O “Baú dos espantos” de Mário Quintana e o “Baú da pandemia” no Brasil

Mário Quintana pode ser lembrado como o mais completo poeta brasileiro. Foi um ser poeta, um poeta em pessoa. Viveu para a poesia, se alimentava da poesia. Acordava e dormia com o borbulhar das palavras na sua cabeça em busca de formatos de poemas. Escreveu 21 livros de poemas, participou em mais de 20 antologias e traduziu 150 livros de literatura universal, entre eles “Em busca do tempo perdido”, de Marcel Proust.

Esse gaúcho de Alegrete morou, sozinho, os 12 últimos anos da sua vida no Hotel City, no centro de Porto Alegre, hoje uma casa de cultura que estampa o seu nome. Morreu no dia 5 de maio de 1994. Nunca casou. Nunca teve filhos. Mas namorou muito, com muitas mulheres, mas só de forma platônica. Entre elas a que mais gostava era Bruna Lombardi, que fez campanha para ele ser chamado para a Academia Brasileira de Letras. Mas os imortais não o chamaram. “Eles passarão. Eu passarinho”, se justificou em poema para a Bruna.

Gostava de caminhar pela Rua da Praia para ver no alto os retalhos do céu entre os prédios. Se detinha na Praça da Alfândega. Quase todos os dias sentava num dos bancos da praça e ali observava o vento a se contorcer entre as árvores e espiava os passarinhos, sempre os passarinhos.

Muitas vezes era cobrado por seus poemas só conter as coisas boas e belas da vida, sempre recheadas de saudades, de boas lembranças da sua infância. Em 1986, lançou um livro que chamou muita atenção pelo título curioso de “Baú dos espantos”, com 99 poemas inéditos.

Nos dias de hoje, o grande baú de verdadeiros espantos, nada líricos, que ainda está sendo cheio e logo será aberto e que certamente deixaria o próprio poeta boquiaberto e assustado, é o da pandemia e dos descaminhos para evitar tantas mortes de brasileiros.

O primeiro espanto da pandemia no Brasil está no número de brasileiros que ficaram para trás.  Nada menos de 520.189 mortes registradas até o dia 1 de julho de 2021.

Que espanto é esse em saber que entre 400 a 600 milhões de vacinas foram negociadas para o Ministério da Saúde pelo cabo da polícia mineira, Luiz Paulo Dominghetti, e pelo reverendo evangélico Amilton Gomes de Paula. Só o cabo da polícia receberia R$ 60 milhões. Isso é mesmo um grande espanto.

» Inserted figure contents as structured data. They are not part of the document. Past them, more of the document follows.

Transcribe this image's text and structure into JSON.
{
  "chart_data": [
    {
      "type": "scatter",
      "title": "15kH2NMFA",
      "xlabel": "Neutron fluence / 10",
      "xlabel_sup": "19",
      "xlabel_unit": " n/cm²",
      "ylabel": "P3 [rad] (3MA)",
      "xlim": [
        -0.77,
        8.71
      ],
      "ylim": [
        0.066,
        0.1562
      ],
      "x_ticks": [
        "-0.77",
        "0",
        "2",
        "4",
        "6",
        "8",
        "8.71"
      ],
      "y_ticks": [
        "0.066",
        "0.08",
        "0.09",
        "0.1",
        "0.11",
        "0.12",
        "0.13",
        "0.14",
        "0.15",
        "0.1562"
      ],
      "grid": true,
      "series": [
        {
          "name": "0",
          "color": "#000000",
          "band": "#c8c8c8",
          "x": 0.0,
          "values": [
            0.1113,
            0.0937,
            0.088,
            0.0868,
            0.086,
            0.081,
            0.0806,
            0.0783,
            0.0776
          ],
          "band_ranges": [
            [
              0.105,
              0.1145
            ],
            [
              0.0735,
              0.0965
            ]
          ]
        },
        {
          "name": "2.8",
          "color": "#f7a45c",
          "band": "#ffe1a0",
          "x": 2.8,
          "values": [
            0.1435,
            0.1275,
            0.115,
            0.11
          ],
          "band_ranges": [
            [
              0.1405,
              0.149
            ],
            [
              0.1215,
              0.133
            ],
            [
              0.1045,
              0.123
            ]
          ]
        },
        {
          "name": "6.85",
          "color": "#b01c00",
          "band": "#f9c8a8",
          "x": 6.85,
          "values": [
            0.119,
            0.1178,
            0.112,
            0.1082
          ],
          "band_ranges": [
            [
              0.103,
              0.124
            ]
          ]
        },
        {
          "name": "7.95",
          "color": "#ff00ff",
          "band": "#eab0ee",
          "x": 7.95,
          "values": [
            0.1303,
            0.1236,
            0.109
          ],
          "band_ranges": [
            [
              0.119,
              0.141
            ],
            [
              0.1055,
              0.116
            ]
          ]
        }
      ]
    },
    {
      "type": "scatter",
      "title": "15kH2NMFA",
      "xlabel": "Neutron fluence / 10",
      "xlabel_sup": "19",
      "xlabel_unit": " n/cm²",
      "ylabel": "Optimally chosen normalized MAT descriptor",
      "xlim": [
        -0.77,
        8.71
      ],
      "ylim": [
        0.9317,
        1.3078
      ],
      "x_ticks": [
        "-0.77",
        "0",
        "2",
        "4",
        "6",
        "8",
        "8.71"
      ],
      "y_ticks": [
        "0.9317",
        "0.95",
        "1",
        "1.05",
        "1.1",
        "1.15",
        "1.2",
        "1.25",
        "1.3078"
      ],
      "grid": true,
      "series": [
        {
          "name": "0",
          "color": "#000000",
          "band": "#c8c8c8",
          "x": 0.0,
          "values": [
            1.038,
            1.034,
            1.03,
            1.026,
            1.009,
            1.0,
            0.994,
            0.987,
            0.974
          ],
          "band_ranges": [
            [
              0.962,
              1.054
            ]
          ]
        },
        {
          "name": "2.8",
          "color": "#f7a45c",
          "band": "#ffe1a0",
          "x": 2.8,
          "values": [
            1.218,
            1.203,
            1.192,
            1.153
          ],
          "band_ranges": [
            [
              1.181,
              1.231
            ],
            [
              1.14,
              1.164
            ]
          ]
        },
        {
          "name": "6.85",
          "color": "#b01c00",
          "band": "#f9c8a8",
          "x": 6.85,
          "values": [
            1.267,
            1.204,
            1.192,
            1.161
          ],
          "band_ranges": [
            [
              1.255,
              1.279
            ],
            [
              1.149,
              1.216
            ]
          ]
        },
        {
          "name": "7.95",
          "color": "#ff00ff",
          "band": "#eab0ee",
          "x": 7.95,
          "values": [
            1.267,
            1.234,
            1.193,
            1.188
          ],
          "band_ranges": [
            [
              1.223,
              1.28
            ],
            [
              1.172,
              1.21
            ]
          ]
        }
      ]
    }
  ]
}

Como não se espantar também pelos desvios de dinheiro de governadores, prefeitos e outros políticos, técnicos que compraram respiradores, remédios e outros materiais para hospitais que nunca apareceram, enquanto as mortes se multiplicavam em todo o país.

Como não se espantar também quando a principal autoridade política do país, o presidente da República Jair Bolsonaro, mostra na televisão a caixa de um remédio e passa a receita para toda a população, sem nenhuma comprovação científica e que poderia ser mais indicado tomar um chá de maçã e dar dois pulinhos. O pior: perdeu tempo e não se apressou a comprar vacinas direto das indústrias farmacêuticas, sem atravessadores pelo meio.

No legítimo “Baú de espantos”, Mário Quintana que era considerado “o poeta das coisas simples” respondeu aos seus críticos com um singelo poema que hoje poderia sintetizar muito bem o momento que vive o Brasil:

“Querias que eu falasse de poesia um pouco mais

e desprezasse o cotidiano atroz.

Querias era ouvir o som da minha voz

e não um eco apenas deste mundo louco”.